The developers of the Down Island Golf Club turned up the heat on the Martha's Vineyard Commission last night, hammering home the threat of a large low-income housing project if the golf club plan is not approved.
"This commission is in a position to vote yes on a golf course or yes on a housing development. There is no real ‘no' available here," said Brian Lafferty, a partner of developer Corey Kupersmith, who has filed an alternate plan for a 366-unit housing project on some 274 acres owned by Mr. Kupersmith.
The housing plan is the subject of a court dispute that is expected to test whether the MVC has the right to review Chapter 40B housing projects.
In an undisguised attempt to raise the stakes in the golf course campaign, Mr. Lafferty told the commission last night that the state attorney general had filed a motion in Massachusetts Land Court court yesterday morning to intervene on behalf of the developers.
It was not the only surprise announcement as the clock wound down on the fourth public hearing on the golf course project. The project is under review by the commission as a development of regional impact (DRI). This is the second DRI review for Mr. Kupersmith, whose first golf club plan was reject by the commission last year.
Mr. Kupersmith, who has not attended the public hearings this time around, also submitted two letters to the commission demolishing any notion that he might consider some future sale of his land to a conservation group.
"Since we have not discussed the sale of my property to the land bank for many, many months, now, I would not consider such a conservation sale," Mr. Kupersmith wrote in a letter to land bank executive director James Lengyel that was sent to the MVC.
In a separate letter to the Sheriff's Meadow Foundation, Mr. Kupersmith wrote: "I will never sell my land to a conservation group."
Last night the long-running hearing on the golf course plan got a little longer when the commission decided to continue the hearing to a fifth session. The final session is now set for Jan 3.
Mr. Kupersmith wants to build a Rees-Jones-designed 18-hole golf course on his property, with a full-service clubhouse and dormitory housing for employees. He has proposed an organic turf-management plan. He has also proposed a hefty "community benefit" package to sweeten the deal, including payments to the town in lieu of taxes and monetary gifts to an array of local charities, including Island Elderly Housing and the ice rink.
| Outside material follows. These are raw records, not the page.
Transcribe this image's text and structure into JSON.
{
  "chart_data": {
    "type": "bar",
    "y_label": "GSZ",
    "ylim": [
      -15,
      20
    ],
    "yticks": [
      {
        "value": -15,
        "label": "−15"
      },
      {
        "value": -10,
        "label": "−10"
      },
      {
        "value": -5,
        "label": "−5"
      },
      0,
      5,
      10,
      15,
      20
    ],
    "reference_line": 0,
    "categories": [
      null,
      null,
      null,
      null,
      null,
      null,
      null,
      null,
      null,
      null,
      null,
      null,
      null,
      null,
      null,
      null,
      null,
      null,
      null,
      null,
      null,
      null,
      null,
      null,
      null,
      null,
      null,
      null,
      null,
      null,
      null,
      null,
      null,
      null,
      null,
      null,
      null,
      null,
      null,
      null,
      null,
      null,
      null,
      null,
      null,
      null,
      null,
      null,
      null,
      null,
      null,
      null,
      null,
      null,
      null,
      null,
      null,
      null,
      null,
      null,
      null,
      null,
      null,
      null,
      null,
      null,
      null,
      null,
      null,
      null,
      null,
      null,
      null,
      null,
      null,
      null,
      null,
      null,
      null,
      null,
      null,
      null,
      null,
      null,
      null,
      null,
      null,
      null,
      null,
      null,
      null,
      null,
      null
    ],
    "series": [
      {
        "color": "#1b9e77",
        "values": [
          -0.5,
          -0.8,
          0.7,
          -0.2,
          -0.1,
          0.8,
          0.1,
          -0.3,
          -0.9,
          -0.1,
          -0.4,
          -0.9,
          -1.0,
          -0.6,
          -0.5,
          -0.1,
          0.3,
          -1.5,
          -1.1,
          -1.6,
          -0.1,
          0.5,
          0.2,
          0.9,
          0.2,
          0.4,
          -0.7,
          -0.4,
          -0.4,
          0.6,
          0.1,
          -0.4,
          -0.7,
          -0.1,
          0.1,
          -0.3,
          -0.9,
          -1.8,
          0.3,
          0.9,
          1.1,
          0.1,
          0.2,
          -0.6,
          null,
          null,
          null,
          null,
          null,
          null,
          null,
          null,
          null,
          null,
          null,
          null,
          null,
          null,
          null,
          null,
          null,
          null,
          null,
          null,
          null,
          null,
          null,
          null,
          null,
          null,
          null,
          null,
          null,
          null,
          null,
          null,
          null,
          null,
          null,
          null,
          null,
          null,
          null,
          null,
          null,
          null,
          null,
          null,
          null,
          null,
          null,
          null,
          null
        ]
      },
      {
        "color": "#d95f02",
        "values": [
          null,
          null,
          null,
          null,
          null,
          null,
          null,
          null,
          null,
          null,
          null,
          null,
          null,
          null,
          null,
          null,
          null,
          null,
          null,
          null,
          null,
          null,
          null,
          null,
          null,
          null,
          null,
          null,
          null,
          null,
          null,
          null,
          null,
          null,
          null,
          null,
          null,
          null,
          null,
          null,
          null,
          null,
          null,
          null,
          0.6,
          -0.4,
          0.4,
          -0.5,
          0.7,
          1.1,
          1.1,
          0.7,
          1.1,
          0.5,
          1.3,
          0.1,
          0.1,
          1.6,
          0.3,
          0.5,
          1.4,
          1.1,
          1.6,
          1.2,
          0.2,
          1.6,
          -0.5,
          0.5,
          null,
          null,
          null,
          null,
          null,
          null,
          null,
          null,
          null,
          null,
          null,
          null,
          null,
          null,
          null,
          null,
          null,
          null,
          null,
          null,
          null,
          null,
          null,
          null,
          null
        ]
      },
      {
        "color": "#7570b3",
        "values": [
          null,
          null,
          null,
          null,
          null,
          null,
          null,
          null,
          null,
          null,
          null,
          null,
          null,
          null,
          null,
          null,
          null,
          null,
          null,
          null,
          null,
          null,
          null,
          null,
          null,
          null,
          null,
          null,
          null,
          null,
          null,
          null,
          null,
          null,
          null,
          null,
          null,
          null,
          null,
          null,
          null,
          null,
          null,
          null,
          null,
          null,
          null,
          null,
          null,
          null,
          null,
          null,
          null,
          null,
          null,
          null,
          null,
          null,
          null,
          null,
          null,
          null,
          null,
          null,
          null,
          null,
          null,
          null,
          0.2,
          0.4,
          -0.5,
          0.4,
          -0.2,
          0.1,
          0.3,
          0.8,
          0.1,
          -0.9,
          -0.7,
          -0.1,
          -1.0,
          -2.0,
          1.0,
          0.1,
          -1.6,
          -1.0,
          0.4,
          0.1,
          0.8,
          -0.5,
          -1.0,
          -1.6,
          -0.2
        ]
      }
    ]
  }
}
Again last night, much of the testimony focused on the housing threat.
"Looming in the background is a project that would destroy the fabric and the nature of this town. An applicant for 366 houses is a hostile applicant in our view," declared Michael Dutton, chairman of the town board of selectmen.
"I have to think very long and hard about the potential impact of a 40B application - it would be the demise of our town," said Oak Bluffs selectman Richard Combra in an impassioned plea.
Oak Bluffs resident Theo Nix said the MVC approval of a golf course in Edgartown two years ago should translate to a similar approval in Oak Bluffs. "What's good for Edgartown is good for Oak Bluffs," declared Mr. Nix.
Opponents of the golf club also turned out out in force. Rick Bausman, an Edgartown resident and conservation advocate, presented the commission with a petition with 700 signatures opposing the golf course.
Mark Nelson, a hydrogeologist with Horsely and Witten, testified as a paid expert for the Vineyard Conservation Society. Mr. Nelson said the developer had lowballed nitrogen loading calculations for the Lagoon Pond by failing to use widely accepted standards used by the state and the Cape Cod Commission.
Jeffrey Bernstein, an environmental attorney who also works for VCS, told the commission that the golf course fails the commission's well-known benefits and detriments test. Among other things, Mr. Bernstein said, the golf course plan does not comply with the southern woodlands district of critical planning concern (DCPC) regulations.
Mr. Bernstein presented the commission with the recent state Natural Heritage and Endangered Species Program biomap which designates the southern woodlands as a core habitat for wildlife.
Rob Culbert, an Island wildlife biologist, later amplified the core habitat issue, describing the southern woodlands as an important interior forest habitat for wildlife, including the scarlet tanager and the box turtle.
Mr. Bernstein urged the MVC to not be diverted by the housing threat. "With all due respect, I think it's a red herring - your evaluation should be based on comparing a range of facts, not with a sword hanging over your head," he said.
There was also simple testimony from Island residents both for and against the project.
"I am speaking for the local people, the fishermen and shellfishermen and other working people," said Nelson Smith, a lifelong Island resident whose family goes back for generations. "This Island is a place of unique natural beauty, of clay cliffs and salt ponds. Highly manicured landscapes like golf courses - that is what we consider to be off-Island," he said.